Research published in JAMA Pediatrics found having a dog in earlier life was linked to a 13 per cent lower risk of asthma in school age children. Farm exposure was linked to a 52 per cent lower risk. The message is ringing through loud and clear – dirt isn't the enemy – cleaning products are.
It’s high time we reevaluate our attitudes towards cleaning. While I'll always be a sucker for a glinting stone surface, eliminating all bacteria isn't the goal. The chemicals used to kill the germs are far scarier than the germs themselves.
Take laundry detergent: it seems innocuous enough: smells fresh, gets sheets crisp and, perhaps most importantly, eradicates even the toughest red wine stains (surely I can't be the only one to enjoy a nice glass of Claret in bed from time to time?) What’s not to love? Well - a lot, now you mention it. Petrochemicals, carcinogens, optical brighteners. The word ‘perfume’ is used to hide a multitude of sins – and a host of studies suggest highly fragranced products emit some of the most harmful chemicals.
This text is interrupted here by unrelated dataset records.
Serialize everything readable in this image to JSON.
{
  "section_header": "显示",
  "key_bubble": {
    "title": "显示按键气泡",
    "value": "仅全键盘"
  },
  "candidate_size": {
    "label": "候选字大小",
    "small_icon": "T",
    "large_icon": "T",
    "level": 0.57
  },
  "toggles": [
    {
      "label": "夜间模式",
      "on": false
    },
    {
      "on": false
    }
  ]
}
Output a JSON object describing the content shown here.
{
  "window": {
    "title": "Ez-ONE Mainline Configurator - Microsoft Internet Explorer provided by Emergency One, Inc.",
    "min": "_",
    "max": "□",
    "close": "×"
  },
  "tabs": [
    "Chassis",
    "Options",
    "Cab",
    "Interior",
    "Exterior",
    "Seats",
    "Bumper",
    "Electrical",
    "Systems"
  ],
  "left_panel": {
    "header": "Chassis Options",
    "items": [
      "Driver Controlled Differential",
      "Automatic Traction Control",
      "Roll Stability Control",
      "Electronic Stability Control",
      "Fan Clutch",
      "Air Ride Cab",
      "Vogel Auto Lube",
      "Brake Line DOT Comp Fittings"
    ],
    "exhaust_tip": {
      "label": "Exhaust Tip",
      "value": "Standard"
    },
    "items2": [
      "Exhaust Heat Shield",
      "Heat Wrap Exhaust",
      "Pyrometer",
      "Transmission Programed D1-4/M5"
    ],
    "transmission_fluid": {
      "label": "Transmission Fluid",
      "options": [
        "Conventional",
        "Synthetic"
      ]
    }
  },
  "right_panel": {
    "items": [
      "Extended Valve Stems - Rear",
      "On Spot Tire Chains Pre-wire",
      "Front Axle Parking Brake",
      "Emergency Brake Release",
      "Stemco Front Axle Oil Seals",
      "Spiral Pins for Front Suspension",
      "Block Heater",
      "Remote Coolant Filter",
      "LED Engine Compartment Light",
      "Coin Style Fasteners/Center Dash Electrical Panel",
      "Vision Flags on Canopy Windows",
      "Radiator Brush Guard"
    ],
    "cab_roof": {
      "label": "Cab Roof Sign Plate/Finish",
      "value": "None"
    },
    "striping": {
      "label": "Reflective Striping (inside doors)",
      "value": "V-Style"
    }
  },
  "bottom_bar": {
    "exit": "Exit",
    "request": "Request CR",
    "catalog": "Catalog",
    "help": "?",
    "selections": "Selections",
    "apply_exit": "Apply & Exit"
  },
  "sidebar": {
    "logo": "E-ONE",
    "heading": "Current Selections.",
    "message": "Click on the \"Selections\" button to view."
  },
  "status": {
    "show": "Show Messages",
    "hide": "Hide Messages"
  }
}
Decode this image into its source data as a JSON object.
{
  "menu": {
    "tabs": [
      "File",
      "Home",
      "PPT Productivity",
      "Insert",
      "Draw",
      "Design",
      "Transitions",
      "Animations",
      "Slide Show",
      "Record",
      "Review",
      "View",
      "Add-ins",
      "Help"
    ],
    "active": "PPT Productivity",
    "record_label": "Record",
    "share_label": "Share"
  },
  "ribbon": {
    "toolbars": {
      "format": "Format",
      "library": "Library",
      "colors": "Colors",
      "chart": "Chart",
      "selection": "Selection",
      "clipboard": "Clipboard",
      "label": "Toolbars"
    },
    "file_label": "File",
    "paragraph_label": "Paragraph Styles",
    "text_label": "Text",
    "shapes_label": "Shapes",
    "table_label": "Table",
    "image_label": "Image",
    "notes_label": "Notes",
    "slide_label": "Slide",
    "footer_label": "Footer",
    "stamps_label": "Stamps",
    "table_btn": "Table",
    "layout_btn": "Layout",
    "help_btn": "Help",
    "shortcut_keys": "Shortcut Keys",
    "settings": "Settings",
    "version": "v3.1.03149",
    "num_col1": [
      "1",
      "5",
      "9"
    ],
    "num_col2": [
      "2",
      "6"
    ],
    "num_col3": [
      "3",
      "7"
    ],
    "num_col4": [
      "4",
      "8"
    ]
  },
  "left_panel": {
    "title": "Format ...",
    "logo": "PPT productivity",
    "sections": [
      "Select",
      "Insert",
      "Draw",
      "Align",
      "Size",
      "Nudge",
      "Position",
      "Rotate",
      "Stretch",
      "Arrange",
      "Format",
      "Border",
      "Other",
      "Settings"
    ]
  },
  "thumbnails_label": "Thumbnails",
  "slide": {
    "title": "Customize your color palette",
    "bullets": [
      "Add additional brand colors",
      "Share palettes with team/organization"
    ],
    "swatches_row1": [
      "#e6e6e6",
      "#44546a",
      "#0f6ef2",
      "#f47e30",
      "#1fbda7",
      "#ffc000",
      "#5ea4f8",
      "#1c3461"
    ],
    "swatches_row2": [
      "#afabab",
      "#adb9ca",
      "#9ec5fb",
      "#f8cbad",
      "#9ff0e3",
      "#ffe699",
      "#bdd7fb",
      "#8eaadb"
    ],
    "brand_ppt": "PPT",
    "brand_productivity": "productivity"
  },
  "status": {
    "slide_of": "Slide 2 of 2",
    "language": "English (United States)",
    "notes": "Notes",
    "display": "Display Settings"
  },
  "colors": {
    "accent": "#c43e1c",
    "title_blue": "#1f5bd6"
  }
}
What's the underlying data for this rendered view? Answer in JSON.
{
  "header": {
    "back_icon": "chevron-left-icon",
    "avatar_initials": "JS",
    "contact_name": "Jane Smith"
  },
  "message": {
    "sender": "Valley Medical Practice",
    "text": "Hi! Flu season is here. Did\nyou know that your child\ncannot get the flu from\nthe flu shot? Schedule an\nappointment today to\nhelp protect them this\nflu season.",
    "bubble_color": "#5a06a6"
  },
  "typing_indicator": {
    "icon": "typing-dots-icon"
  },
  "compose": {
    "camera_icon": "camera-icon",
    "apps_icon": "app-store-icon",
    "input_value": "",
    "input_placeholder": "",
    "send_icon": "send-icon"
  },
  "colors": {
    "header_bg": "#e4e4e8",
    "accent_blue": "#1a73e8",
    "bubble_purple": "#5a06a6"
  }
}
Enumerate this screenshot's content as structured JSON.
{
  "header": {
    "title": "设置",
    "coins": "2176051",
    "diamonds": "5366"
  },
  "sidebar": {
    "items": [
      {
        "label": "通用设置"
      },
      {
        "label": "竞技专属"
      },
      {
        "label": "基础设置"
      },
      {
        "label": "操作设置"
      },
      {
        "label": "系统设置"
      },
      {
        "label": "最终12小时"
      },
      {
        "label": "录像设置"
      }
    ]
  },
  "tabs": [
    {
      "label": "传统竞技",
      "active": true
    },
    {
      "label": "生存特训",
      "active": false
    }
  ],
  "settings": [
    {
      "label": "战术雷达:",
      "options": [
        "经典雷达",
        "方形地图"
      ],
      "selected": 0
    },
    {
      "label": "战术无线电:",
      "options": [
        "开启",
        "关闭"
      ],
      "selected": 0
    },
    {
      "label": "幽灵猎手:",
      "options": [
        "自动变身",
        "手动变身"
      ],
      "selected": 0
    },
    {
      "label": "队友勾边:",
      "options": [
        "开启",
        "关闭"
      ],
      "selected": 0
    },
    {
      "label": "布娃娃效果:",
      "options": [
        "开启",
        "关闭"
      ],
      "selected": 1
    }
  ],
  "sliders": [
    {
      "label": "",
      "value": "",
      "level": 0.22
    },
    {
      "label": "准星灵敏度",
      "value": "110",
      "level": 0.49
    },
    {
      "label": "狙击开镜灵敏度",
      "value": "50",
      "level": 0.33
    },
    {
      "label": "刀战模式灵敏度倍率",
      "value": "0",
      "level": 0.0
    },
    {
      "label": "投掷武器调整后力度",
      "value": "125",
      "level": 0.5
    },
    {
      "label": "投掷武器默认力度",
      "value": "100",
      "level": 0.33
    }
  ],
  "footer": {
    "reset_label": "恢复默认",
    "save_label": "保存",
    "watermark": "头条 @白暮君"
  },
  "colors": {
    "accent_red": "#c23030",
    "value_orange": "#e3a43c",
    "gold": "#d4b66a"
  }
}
So what happens when you want to be green but you’re also a bit of a clean freak? How can we keep bed linen fresh and blouses free of wine stains without damaging the earth in the process? See below and thank me later.
4 Glorious green cleaning brands
This, as far as I'm concerned is THE best green cleaning brand. Perhaps I'm biased because we ran a story on it in Country Living. Founded by Vanessa Willes – who was inspired by her late cleaning lady and friend Bette to make traditional, non-toxic products that are kind to skin and the environment. All products are made in a converted Cotwolds hay barn and products never never NEVER contain any dyes, detergents, fillers, perfumes, phosphates, optical brighteners or petroleum. Their original cold pressed soap has only one ingredient: 100 percent coconut oil. Products include pure laundry powder, glass cleaner, natural bleach and beeswax polish
This American import has quickly gained traction since coming on sale in the UK. All products are cruelty free, biodegradable and come primarily from plants, not chemicals. Available in supermarkets ranging from Waitrose to the Co-op.
Established in 1948, the Dr Bronner team are 'fighting for a marketplace where consumers are not mislead and where organic standards are applied to body care just as they are to food.' A good fight if ever there was one. What's more – they believe in fair prices for farmers and respect for land and people. Packaging is 100 per cent recycled and all efforts are made to minimise waste. Products include an all-purpose soap – and when I say all-purpose, I mean all-purpose: it can be used for face, body, hair, dishes, floors – WHATEVER, as well as toothpaste, skin lotions, haircare and a magnificent biodegradable cleaner. All in groovy retro packaging.
This selection of simple cleaning and beauty products was put together by a London-based mother and daughter team who wanted to 'embrace a clean beauty way of living'. Products – including natural bathroom cleaner, floor wash and washing up liquid are luxury, organic and plant-based.